Friday, July 11, 2008

Bitter Pistachios

I recently got a 5 lb bag of fresh domestic pistachio nuts in a Woot!-Off. In going thru these, it seems 2% or more are bitter or sour. I recalled a conversation I had years ago with a food science prof who had sworn off eating peanut butter because of aflatoxin risk. Aflatoxins are a class of mycotoxins, and among the most potent naturally occurring carcinogens, found in moldy nuts, grains, fruit, and veggies. Cream hundreds of peanuts together in a jar of peanut butter and who knows how many were moldy or contained aflatoxins. So I started wondering about the safety of these sour pistachios; maybe the bitter taste was because of some mold growing on the pistachio? How would one tell? I don't think I could tell mold from any of the other odd colorations characteristic of roasted & salted pistachios.

I did a little Google-ing on "bad pistachios" and came upon multiple Yahoo! Answers about sour/bitter pistachios. The question was whether eating bitter or sour pistachios was bad for you. To my amazement, the responders replied to a tune that they were NOT bad for your health and some even went so far to say that there was nothing in pistachios that was bad to eat. I wanted to post a follow-up reply, but Yahoo! closes the responses after 4 days.
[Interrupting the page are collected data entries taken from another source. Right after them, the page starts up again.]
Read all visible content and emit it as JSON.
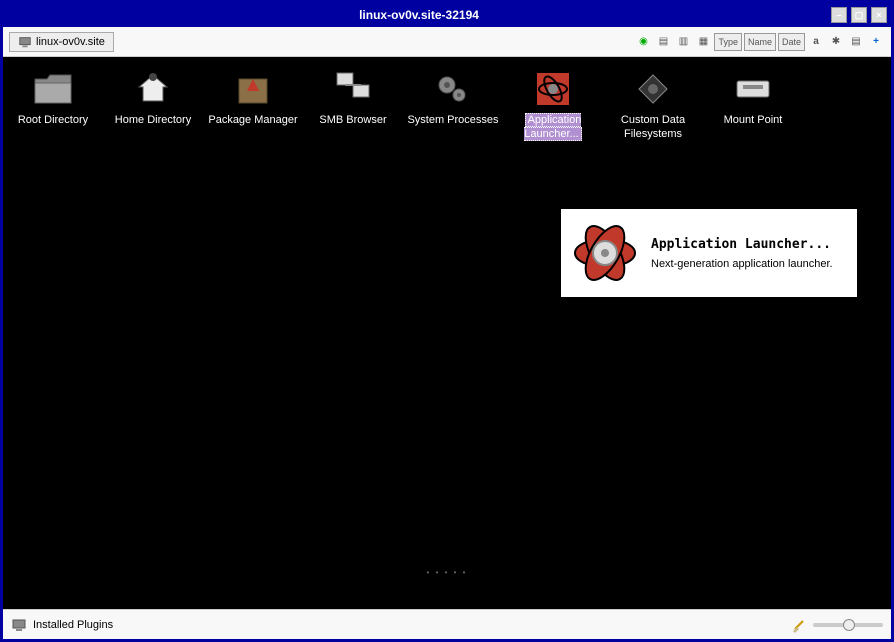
{
  "window": {
    "title": "linux-ov0v.site-32194",
    "tab_label": "linux-ov0v.site"
  },
  "toolbar": {
    "type_btn": "Type",
    "name_btn": "Name",
    "date_btn": "Date"
  },
  "icons": [
    {
      "label": "Root Directory",
      "glyph": "📁"
    },
    {
      "label": "Home Directory",
      "glyph": "🏠"
    },
    {
      "label": "Package Manager",
      "glyph": "⭐"
    },
    {
      "label": "SMB Browser",
      "glyph": "🖥"
    },
    {
      "label": "System Processes",
      "glyph": "⚙"
    },
    {
      "label": "Application Launcher...",
      "glyph": "⚛"
    },
    {
      "label": "Custom Data Filesystems",
      "glyph": "◈"
    },
    {
      "label": "Mount Point",
      "glyph": "💾"
    }
  ],
  "tooltip": {
    "title": "Application Launcher...",
    "description": "Next-generation application launcher."
  },
  "statusbar": {
    "label": "Installed Plugins"
  }
}
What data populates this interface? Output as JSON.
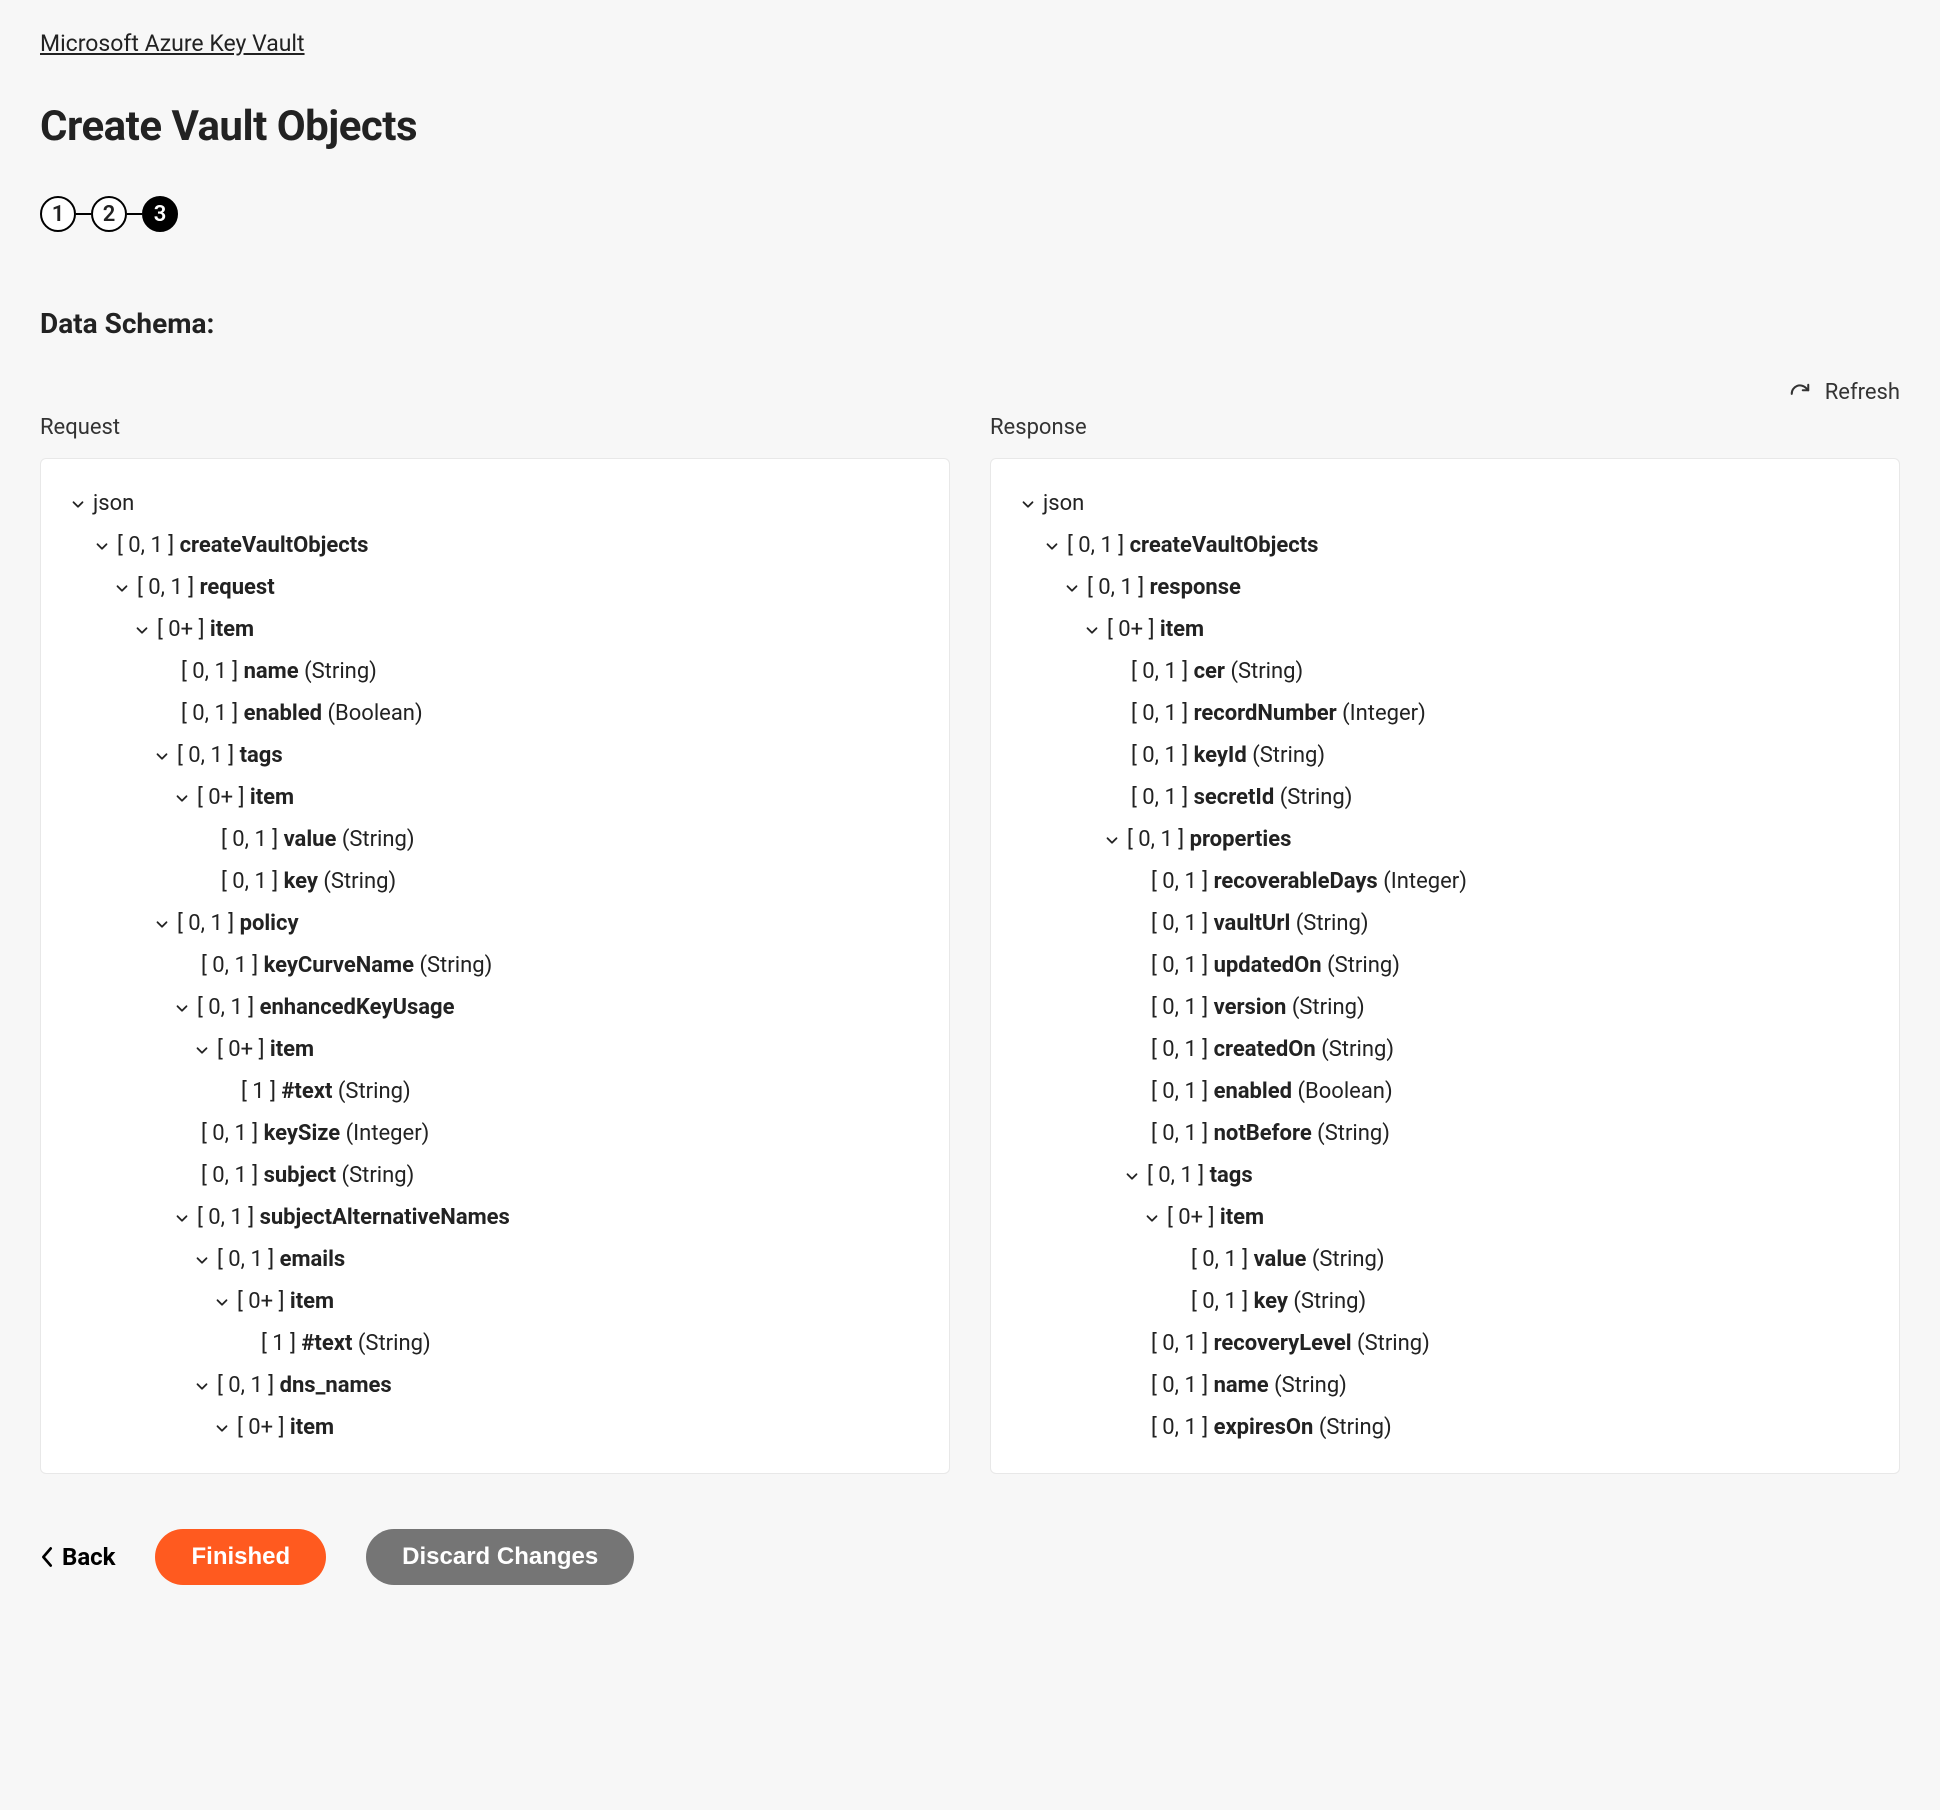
{
  "breadcrumb": "Microsoft Azure Key Vault",
  "page_title": "Create Vault Objects",
  "stepper": {
    "steps": [
      "1",
      "2",
      "3"
    ],
    "active_index": 2
  },
  "section_title": "Data Schema:",
  "refresh_label": "Refresh",
  "request_label": "Request",
  "response_label": "Response",
  "actions": {
    "back": "Back",
    "finished": "Finished",
    "discard": "Discard Changes"
  },
  "request_tree": [
    {
      "depth": 0,
      "expandable": true,
      "card": "",
      "name": "json",
      "name_bold": false,
      "type": ""
    },
    {
      "depth": 1,
      "expandable": true,
      "card": "[ 0, 1 ]",
      "name": "createVaultObjects",
      "name_bold": true,
      "type": ""
    },
    {
      "depth": 2,
      "expandable": true,
      "card": "[ 0, 1 ]",
      "name": "request",
      "name_bold": true,
      "type": ""
    },
    {
      "depth": 3,
      "expandable": true,
      "card": "[ 0+ ]",
      "name": "item",
      "name_bold": true,
      "type": ""
    },
    {
      "depth": 4,
      "expandable": false,
      "card": "[ 0, 1 ]",
      "name": "name",
      "name_bold": true,
      "type": "(String)"
    },
    {
      "depth": 4,
      "expandable": false,
      "card": "[ 0, 1 ]",
      "name": "enabled",
      "name_bold": true,
      "type": "(Boolean)"
    },
    {
      "depth": 4,
      "expandable": true,
      "card": "[ 0, 1 ]",
      "name": "tags",
      "name_bold": true,
      "type": ""
    },
    {
      "depth": 5,
      "expandable": true,
      "card": "[ 0+ ]",
      "name": "item",
      "name_bold": true,
      "type": ""
    },
    {
      "depth": 6,
      "expandable": false,
      "card": "[ 0, 1 ]",
      "name": "value",
      "name_bold": true,
      "type": "(String)"
    },
    {
      "depth": 6,
      "expandable": false,
      "card": "[ 0, 1 ]",
      "name": "key",
      "name_bold": true,
      "type": "(String)"
    },
    {
      "depth": 4,
      "expandable": true,
      "card": "[ 0, 1 ]",
      "name": "policy",
      "name_bold": true,
      "type": ""
    },
    {
      "depth": 5,
      "expandable": false,
      "card": "[ 0, 1 ]",
      "name": "keyCurveName",
      "name_bold": true,
      "type": "(String)"
    },
    {
      "depth": 5,
      "expandable": true,
      "card": "[ 0, 1 ]",
      "name": "enhancedKeyUsage",
      "name_bold": true,
      "type": ""
    },
    {
      "depth": 6,
      "expandable": true,
      "card": "[ 0+ ]",
      "name": "item",
      "name_bold": true,
      "type": ""
    },
    {
      "depth": 7,
      "expandable": false,
      "card": "[ 1 ]",
      "name": "#text",
      "name_bold": true,
      "type": "(String)"
    },
    {
      "depth": 5,
      "expandable": false,
      "card": "[ 0, 1 ]",
      "name": "keySize",
      "name_bold": true,
      "type": "(Integer)"
    },
    {
      "depth": 5,
      "expandable": false,
      "card": "[ 0, 1 ]",
      "name": "subject",
      "name_bold": true,
      "type": "(String)"
    },
    {
      "depth": 5,
      "expandable": true,
      "card": "[ 0, 1 ]",
      "name": "subjectAlternativeNames",
      "name_bold": true,
      "type": ""
    },
    {
      "depth": 6,
      "expandable": true,
      "card": "[ 0, 1 ]",
      "name": "emails",
      "name_bold": true,
      "type": ""
    },
    {
      "depth": 7,
      "expandable": true,
      "card": "[ 0+ ]",
      "name": "item",
      "name_bold": true,
      "type": ""
    },
    {
      "depth": 8,
      "expandable": false,
      "card": "[ 1 ]",
      "name": "#text",
      "name_bold": true,
      "type": "(String)"
    },
    {
      "depth": 6,
      "expandable": true,
      "card": "[ 0, 1 ]",
      "name": "dns_names",
      "name_bold": true,
      "type": ""
    },
    {
      "depth": 7,
      "expandable": true,
      "card": "[ 0+ ]",
      "name": "item",
      "name_bold": true,
      "type": ""
    }
  ],
  "response_tree": [
    {
      "depth": 0,
      "expandable": true,
      "card": "",
      "name": "json",
      "name_bold": false,
      "type": ""
    },
    {
      "depth": 1,
      "expandable": true,
      "card": "[ 0, 1 ]",
      "name": "createVaultObjects",
      "name_bold": true,
      "type": ""
    },
    {
      "depth": 2,
      "expandable": true,
      "card": "[ 0, 1 ]",
      "name": "response",
      "name_bold": true,
      "type": ""
    },
    {
      "depth": 3,
      "expandable": true,
      "card": "[ 0+ ]",
      "name": "item",
      "name_bold": true,
      "type": ""
    },
    {
      "depth": 4,
      "expandable": false,
      "card": "[ 0, 1 ]",
      "name": "cer",
      "name_bold": true,
      "type": "(String)"
    },
    {
      "depth": 4,
      "expandable": false,
      "card": "[ 0, 1 ]",
      "name": "recordNumber",
      "name_bold": true,
      "type": "(Integer)"
    },
    {
      "depth": 4,
      "expandable": false,
      "card": "[ 0, 1 ]",
      "name": "keyId",
      "name_bold": true,
      "type": "(String)"
    },
    {
      "depth": 4,
      "expandable": false,
      "card": "[ 0, 1 ]",
      "name": "secretId",
      "name_bold": true,
      "type": "(String)"
    },
    {
      "depth": 4,
      "expandable": true,
      "card": "[ 0, 1 ]",
      "name": "properties",
      "name_bold": true,
      "type": ""
    },
    {
      "depth": 5,
      "expandable": false,
      "card": "[ 0, 1 ]",
      "name": "recoverableDays",
      "name_bold": true,
      "type": "(Integer)"
    },
    {
      "depth": 5,
      "expandable": false,
      "card": "[ 0, 1 ]",
      "name": "vaultUrl",
      "name_bold": true,
      "type": "(String)"
    },
    {
      "depth": 5,
      "expandable": false,
      "card": "[ 0, 1 ]",
      "name": "updatedOn",
      "name_bold": true,
      "type": "(String)"
    },
    {
      "depth": 5,
      "expandable": false,
      "card": "[ 0, 1 ]",
      "name": "version",
      "name_bold": true,
      "type": "(String)"
    },
    {
      "depth": 5,
      "expandable": false,
      "card": "[ 0, 1 ]",
      "name": "createdOn",
      "name_bold": true,
      "type": "(String)"
    },
    {
      "depth": 5,
      "expandable": false,
      "card": "[ 0, 1 ]",
      "name": "enabled",
      "name_bold": true,
      "type": "(Boolean)"
    },
    {
      "depth": 5,
      "expandable": false,
      "card": "[ 0, 1 ]",
      "name": "notBefore",
      "name_bold": true,
      "type": "(String)"
    },
    {
      "depth": 5,
      "expandable": true,
      "card": "[ 0, 1 ]",
      "name": "tags",
      "name_bold": true,
      "type": ""
    },
    {
      "depth": 6,
      "expandable": true,
      "card": "[ 0+ ]",
      "name": "item",
      "name_bold": true,
      "type": ""
    },
    {
      "depth": 7,
      "expandable": false,
      "card": "[ 0, 1 ]",
      "name": "value",
      "name_bold": true,
      "type": "(String)"
    },
    {
      "depth": 7,
      "expandable": false,
      "card": "[ 0, 1 ]",
      "name": "key",
      "name_bold": true,
      "type": "(String)"
    },
    {
      "depth": 5,
      "expandable": false,
      "card": "[ 0, 1 ]",
      "name": "recoveryLevel",
      "name_bold": true,
      "type": "(String)"
    },
    {
      "depth": 5,
      "expandable": false,
      "card": "[ 0, 1 ]",
      "name": "name",
      "name_bold": true,
      "type": "(String)"
    },
    {
      "depth": 5,
      "expandable": false,
      "card": "[ 0, 1 ]",
      "name": "expiresOn",
      "name_bold": true,
      "type": "(String)"
    }
  ]
}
Some more digging found this quote from the US Dept of Agriculture:
"Aflatoxin contamination of tree nuts (almonds, pistachios and walnuts) is a significant mycotoxin-related problem, now."

So now, while (as of today) I am still eating pistachios and peanut butter, I am much more selective of the nuts I eat. If I encounter a sour or bitter pistachio, I spit it out, gargle, drink glass-after-glass of water, take antioxidants, etc.--maybe all these would be useless against my ingestion of aflatoxins, but I figure it's about all that I can reasonably do if I'm going to eat the things. And maybe I'm ingesting aflatoxins anyway in nuts that seem fine; I just don't know. For peanut butter, I stick to the name brands, as I figure the risk of getting bad peanuts in off-brand labels is higher, especially if those peanuts are acquired as sub-quality rejects from the name brand manufacturers.